Not because they lost both games that night, but because the score – even winning and losing – isn’t the point he is trying to make coaching at WCC.
“I cringe because I don’t think that is what this is about,” Mosley said. “It’s about who showed up. Who came and participated. If these kids aren’t here and don’t have jobs – they are on the streets.”
Mosley, who has previous coaching experience at the Division III level, said when he went to community college he was not academically solid.
“I was a D- student,” he said. “I want to change that with these kids. I want basketball to help hold them accountable.”
Mosley is trying to do that as coach by making them enroll in classes and encouraging them to take more than just one class just to make them eligible to play. The team demands a 2.0 grade-point average to be eligible.

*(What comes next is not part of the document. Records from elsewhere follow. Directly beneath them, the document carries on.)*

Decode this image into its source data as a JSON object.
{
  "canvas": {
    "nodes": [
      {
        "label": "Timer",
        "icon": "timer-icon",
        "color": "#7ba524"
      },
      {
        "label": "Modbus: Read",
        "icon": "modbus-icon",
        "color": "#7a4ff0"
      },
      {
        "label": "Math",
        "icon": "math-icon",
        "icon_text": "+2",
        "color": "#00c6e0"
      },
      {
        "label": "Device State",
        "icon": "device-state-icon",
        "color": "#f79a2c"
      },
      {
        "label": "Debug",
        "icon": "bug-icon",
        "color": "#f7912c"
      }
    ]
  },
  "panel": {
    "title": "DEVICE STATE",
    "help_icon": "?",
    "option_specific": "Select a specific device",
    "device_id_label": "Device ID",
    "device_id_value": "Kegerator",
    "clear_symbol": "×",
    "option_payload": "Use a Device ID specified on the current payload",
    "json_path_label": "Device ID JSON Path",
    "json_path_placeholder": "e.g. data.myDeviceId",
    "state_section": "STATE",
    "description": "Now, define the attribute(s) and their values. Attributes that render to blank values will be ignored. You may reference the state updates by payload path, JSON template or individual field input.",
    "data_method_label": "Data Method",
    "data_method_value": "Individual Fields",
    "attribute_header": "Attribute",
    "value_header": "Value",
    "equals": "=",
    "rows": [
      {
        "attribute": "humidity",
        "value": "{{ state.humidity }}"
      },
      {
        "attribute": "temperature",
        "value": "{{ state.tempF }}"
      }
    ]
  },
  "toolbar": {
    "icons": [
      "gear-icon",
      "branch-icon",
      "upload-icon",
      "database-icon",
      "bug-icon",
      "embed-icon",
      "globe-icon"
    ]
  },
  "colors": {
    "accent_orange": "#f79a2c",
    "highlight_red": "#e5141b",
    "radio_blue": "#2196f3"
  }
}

“It’s tough odds for them,” Mosley said. “I want to get them in the workforce. I want to prepare them for that – set good goals. They have to come to practice on time or else they don’t play.”
Mosley is trying to install things he said helped him grow. He said basketball made him be a better student, person and parent.
So when WCC lost by three points to one team and 22 on another in a doubleheader on July 11 in Wixom to two four-year schools that offer scholarships, he was not concerned. When asked if he was worried about competing with colleges that can offer scholarships, he was undeterred.
“I want to establish to these kids it is important to graduate,” he said when asked about his players on the court. “I want to challenge them to graduate.”